If you find yourself enflamed by political discourse and perplexed by opposing views, the problem may not be the irrationality of your opponent - it may be that you have yet to master one of the most challenging skills of the sophisticated mind: The ability to not only tolerate your polar opposite, but have a deep and meaningful understanding of their perspective.
Jonathan Haidt's The Righteous Mind: Why Good People are Divided by Politics and Religion seeks to address one of the more polarizing aspects of American life - the lack of understanding between liberals and conservatives. His book and its claims, which are derived from a collective look at social psychology, evolutionary biology, sociology and philosophy, were the topic of four symposia designed to inspire productive dialogue on the topic of mutual understanding for the "other." The symposia were offered to all members of the Swarthmore community and led by a small group of faculty members, including co-organizers Barry Schwartz, Dorwin P. Cartwright Professor of Social Theory and Social Action, and Professor Emeritus of Philosophy Richard Schuldenfrei.
"The book brings to bear the theoretical issues in liberal arts and it applies it to practical ones - the liberal arts as a part of democratic life," Schuldenfrei, who moderated the first discussion. "The greatest pay-off of a liberal education is being able to see the world in more subtle and sophisticated ways. The ability to truly see the different sides of a divide is more valuable than anything else you can ask for in a liberal arts education. It is very difficult to have conversations with people who see the world in a completely different way and to actually understand where they're coming from. It is no mean feat to get inside people's worlds and find out why they think the way they do."
To understand how others see the world and come together for a greater good is "a significant achievement," Schuldenfrei says, and this book - as well as the subsequent discourse - seek to do that.
In the liberal arts tradition, Haidt's case draws from a range of academic disciplines, including biology, economics, history, philosophy, political science, religion, and sociology. The first discussion of series centered on the topic of "The Limits of Reason in Moral Thinking." Panelists at the event included Dorwin P. Cartwright Professor of Social Theory and Social Action Barry Schwartz, Charles and Harriett Cox McDowell Professor of Philosopy Richard Eldridge, Associate Professor of Economics Amanda Bayer, and Professor of History Timothy Burke.

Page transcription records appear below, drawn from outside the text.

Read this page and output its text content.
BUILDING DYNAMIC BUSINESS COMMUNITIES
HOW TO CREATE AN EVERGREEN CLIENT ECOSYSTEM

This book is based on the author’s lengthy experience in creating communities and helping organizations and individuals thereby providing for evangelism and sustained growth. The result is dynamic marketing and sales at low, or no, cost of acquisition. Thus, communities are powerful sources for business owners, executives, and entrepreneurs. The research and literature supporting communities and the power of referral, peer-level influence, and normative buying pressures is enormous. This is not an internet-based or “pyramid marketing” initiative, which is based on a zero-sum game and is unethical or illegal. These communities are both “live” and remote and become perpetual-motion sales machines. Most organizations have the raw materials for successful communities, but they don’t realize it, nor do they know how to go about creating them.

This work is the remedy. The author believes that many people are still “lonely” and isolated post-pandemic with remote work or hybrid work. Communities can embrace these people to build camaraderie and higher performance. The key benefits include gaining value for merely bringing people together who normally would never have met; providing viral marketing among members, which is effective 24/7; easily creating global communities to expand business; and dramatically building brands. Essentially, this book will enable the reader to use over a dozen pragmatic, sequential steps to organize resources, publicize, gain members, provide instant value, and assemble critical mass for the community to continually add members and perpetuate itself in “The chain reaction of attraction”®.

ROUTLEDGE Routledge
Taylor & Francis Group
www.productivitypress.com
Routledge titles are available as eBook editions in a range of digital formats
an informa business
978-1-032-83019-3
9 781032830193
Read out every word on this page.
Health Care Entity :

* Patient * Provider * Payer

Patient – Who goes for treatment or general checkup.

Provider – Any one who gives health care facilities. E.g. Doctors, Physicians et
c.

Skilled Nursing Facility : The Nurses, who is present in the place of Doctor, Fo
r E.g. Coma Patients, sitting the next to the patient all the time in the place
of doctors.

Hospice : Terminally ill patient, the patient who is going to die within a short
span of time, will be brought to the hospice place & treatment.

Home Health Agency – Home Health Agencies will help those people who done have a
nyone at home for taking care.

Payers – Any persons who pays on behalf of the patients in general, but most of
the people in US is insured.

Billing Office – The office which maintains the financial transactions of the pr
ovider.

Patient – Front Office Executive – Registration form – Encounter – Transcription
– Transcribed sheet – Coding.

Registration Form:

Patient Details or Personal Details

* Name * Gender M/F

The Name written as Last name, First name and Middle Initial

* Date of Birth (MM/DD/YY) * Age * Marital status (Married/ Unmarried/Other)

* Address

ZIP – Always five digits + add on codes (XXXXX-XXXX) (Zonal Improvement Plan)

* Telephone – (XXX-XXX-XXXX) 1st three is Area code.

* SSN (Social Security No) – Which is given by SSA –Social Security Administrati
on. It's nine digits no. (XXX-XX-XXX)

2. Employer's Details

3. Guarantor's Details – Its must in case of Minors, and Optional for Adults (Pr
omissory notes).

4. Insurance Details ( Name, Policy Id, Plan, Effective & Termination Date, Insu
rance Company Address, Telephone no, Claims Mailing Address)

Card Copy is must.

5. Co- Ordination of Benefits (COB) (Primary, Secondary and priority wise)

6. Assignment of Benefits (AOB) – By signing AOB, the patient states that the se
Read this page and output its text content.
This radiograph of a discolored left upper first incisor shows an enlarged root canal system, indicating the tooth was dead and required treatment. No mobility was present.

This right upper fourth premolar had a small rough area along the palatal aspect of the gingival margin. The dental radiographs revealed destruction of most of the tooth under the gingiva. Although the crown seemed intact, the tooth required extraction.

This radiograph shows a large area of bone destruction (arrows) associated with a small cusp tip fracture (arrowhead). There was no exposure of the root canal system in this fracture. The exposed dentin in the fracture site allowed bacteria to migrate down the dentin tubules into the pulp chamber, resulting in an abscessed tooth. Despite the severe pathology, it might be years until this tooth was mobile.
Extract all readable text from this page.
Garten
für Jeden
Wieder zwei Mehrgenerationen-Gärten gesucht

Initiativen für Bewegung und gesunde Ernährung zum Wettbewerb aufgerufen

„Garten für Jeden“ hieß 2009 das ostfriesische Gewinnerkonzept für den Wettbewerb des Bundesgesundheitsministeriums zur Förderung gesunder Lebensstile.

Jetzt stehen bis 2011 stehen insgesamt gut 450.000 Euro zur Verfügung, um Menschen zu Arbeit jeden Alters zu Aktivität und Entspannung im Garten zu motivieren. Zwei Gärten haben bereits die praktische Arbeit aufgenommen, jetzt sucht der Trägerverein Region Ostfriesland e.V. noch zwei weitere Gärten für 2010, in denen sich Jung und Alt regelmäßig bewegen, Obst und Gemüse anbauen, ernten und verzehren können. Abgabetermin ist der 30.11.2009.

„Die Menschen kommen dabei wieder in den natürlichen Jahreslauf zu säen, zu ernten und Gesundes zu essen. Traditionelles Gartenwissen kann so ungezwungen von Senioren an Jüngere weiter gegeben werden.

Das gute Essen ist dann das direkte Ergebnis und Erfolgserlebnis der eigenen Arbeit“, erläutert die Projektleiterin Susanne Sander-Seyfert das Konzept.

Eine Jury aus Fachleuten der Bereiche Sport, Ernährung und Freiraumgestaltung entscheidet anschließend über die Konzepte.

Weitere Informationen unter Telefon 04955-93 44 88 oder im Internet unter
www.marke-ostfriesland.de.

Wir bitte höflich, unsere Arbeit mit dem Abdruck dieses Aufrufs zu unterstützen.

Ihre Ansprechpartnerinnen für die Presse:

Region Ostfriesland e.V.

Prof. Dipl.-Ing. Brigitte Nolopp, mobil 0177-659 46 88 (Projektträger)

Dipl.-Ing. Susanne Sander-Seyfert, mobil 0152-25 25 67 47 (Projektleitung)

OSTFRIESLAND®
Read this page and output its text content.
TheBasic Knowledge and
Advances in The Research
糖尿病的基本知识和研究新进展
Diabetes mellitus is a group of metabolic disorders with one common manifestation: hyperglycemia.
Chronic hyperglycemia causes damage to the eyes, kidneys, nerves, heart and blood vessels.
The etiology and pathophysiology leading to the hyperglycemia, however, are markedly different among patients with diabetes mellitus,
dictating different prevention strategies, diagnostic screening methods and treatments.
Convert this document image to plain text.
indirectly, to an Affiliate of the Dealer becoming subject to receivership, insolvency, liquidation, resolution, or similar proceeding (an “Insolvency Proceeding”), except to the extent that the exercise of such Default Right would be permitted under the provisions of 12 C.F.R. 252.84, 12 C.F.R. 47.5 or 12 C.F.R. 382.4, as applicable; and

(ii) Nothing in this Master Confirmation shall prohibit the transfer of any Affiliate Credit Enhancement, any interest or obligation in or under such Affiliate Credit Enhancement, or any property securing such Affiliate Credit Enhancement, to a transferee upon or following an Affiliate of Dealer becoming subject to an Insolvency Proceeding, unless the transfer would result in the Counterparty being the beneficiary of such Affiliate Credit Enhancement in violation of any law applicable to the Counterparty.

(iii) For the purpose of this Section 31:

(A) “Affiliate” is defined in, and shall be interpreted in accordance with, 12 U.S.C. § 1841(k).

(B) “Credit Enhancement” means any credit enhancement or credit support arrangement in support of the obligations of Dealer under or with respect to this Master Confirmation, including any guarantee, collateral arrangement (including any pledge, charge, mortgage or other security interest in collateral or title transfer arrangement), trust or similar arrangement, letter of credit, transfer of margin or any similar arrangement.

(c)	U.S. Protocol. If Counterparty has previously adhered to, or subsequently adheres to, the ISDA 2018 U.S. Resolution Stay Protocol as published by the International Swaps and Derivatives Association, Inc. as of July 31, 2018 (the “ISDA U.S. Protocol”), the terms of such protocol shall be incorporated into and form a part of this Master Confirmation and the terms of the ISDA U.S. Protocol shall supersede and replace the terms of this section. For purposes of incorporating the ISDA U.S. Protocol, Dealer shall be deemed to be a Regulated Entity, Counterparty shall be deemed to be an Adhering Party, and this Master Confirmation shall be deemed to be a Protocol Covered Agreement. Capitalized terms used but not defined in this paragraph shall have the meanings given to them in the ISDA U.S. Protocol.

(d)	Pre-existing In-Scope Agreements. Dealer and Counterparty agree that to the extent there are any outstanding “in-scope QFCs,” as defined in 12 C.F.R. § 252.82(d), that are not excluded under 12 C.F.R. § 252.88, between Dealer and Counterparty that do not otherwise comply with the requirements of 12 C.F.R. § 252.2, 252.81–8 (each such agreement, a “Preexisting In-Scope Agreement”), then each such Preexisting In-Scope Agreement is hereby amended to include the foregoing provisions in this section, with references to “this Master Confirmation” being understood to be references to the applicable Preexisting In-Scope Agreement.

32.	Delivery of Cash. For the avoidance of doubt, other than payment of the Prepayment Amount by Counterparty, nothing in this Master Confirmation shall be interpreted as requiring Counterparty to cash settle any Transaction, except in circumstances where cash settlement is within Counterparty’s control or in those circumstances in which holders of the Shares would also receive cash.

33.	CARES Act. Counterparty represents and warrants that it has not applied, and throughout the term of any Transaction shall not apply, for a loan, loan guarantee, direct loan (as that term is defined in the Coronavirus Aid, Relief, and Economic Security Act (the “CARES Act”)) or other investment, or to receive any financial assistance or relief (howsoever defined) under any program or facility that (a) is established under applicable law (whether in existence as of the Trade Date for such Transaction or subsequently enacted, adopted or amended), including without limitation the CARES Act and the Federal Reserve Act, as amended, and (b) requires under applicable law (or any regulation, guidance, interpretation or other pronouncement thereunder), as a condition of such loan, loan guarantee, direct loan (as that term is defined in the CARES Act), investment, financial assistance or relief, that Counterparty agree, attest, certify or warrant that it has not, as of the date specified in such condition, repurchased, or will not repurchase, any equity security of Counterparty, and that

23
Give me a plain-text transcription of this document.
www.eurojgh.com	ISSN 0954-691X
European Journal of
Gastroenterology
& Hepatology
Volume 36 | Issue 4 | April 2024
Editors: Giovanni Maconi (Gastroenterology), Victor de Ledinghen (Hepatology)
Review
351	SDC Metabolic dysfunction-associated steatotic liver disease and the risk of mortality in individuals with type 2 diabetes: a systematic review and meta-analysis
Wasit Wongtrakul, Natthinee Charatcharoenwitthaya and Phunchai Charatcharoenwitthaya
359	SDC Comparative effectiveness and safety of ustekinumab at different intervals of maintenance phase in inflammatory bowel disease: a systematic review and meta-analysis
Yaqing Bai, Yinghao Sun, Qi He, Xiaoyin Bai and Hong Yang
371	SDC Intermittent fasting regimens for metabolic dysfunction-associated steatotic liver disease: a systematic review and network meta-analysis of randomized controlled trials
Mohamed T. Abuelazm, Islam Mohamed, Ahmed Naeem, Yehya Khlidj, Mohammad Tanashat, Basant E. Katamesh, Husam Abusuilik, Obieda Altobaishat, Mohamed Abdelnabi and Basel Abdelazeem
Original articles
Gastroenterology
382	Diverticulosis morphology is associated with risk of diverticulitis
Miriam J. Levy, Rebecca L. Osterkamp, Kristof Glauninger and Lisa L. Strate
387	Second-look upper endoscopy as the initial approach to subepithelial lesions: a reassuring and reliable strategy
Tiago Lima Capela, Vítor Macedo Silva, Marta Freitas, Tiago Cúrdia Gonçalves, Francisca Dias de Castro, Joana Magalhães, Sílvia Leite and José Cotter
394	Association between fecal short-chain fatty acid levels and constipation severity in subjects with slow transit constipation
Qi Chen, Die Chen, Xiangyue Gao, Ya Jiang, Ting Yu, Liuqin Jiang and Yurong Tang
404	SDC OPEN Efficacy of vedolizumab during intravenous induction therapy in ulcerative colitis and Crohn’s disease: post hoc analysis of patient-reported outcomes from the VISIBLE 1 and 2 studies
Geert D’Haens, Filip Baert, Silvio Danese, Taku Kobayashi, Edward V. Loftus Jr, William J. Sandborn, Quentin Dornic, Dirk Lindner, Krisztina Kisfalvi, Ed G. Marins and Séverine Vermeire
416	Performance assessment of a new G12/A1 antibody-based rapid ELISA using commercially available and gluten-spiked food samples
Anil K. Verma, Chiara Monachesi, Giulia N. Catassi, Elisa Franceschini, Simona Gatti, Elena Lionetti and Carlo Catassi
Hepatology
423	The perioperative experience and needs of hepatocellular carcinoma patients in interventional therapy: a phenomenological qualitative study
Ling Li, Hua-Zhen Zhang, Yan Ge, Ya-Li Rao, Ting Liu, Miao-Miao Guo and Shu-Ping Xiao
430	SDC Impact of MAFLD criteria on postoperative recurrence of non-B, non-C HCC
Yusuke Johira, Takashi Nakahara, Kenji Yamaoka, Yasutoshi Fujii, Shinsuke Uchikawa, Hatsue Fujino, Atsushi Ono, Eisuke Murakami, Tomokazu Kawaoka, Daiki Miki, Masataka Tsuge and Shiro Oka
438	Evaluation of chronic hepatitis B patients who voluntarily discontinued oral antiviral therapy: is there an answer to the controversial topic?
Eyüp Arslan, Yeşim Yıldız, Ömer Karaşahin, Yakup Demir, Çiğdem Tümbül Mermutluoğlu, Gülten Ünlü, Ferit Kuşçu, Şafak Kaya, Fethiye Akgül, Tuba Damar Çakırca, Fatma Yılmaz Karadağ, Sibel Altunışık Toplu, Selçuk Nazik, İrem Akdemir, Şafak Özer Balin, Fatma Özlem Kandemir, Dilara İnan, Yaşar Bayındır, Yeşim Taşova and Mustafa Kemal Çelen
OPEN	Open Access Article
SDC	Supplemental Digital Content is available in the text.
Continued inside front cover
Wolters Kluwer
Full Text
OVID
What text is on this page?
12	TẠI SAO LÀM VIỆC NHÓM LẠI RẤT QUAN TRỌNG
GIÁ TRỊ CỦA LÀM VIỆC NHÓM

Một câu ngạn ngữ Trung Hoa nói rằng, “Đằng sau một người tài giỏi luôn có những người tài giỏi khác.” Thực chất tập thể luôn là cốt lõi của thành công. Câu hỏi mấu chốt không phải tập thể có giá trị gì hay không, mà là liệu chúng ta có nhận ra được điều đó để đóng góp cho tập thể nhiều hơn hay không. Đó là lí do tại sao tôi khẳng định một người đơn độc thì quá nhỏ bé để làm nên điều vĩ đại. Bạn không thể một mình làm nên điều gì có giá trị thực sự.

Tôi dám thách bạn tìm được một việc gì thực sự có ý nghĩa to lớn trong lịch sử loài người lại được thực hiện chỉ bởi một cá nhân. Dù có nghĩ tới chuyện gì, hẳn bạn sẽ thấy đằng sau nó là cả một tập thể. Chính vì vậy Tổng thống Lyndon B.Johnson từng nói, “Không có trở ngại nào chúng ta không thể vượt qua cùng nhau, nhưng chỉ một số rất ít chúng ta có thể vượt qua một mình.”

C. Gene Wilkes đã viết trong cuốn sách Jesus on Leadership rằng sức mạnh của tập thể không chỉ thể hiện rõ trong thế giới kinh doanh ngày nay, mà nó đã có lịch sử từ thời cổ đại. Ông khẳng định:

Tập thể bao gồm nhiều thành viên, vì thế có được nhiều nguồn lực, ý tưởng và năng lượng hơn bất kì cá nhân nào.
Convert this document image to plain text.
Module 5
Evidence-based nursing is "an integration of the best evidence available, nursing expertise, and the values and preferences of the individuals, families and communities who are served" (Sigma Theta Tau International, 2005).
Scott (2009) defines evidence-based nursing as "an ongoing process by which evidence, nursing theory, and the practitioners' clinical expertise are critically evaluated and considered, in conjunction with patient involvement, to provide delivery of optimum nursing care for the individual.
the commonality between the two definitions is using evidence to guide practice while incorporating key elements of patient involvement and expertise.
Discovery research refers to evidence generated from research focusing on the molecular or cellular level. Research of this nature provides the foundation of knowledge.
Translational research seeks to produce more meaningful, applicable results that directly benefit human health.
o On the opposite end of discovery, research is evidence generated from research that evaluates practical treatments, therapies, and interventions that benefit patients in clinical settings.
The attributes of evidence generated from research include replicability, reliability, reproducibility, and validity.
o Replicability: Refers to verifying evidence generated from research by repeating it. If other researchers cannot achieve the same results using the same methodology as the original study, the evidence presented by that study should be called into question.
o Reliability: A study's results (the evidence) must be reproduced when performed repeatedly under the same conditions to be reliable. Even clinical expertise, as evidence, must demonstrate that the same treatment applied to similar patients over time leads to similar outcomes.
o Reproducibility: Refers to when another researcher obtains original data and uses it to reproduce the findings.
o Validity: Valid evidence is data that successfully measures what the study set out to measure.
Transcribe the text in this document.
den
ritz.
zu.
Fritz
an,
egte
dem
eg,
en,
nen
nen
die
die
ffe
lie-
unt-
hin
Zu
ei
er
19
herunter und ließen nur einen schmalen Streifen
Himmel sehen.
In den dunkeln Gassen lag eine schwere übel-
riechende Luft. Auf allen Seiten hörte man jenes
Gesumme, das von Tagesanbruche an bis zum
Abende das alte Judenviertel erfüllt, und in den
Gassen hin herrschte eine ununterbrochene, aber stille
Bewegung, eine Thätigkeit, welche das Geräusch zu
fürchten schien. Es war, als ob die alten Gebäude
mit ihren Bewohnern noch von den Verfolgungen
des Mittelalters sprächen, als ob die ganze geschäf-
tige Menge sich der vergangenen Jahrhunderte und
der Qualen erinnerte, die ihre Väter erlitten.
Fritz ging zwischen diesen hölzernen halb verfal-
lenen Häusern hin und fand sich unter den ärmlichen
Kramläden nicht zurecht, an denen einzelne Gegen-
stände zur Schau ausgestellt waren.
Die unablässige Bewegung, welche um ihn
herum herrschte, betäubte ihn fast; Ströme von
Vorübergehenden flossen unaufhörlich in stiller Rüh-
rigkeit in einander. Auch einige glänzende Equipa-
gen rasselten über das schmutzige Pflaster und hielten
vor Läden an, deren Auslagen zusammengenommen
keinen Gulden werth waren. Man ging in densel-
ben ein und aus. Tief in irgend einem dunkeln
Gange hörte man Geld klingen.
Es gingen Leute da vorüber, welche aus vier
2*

The Righteous Mind Symposium has been made possible with funding and administrative support from the Swarthmore College Institute for the Liberal Arts. The Institute aims to foster curricular, pedagogical, and scholarly innovation; to engage in generative thinking about the future of the liberal arts and higher education; and to facilitate conversations between liberal arts institutions and those who live liberal arts lives.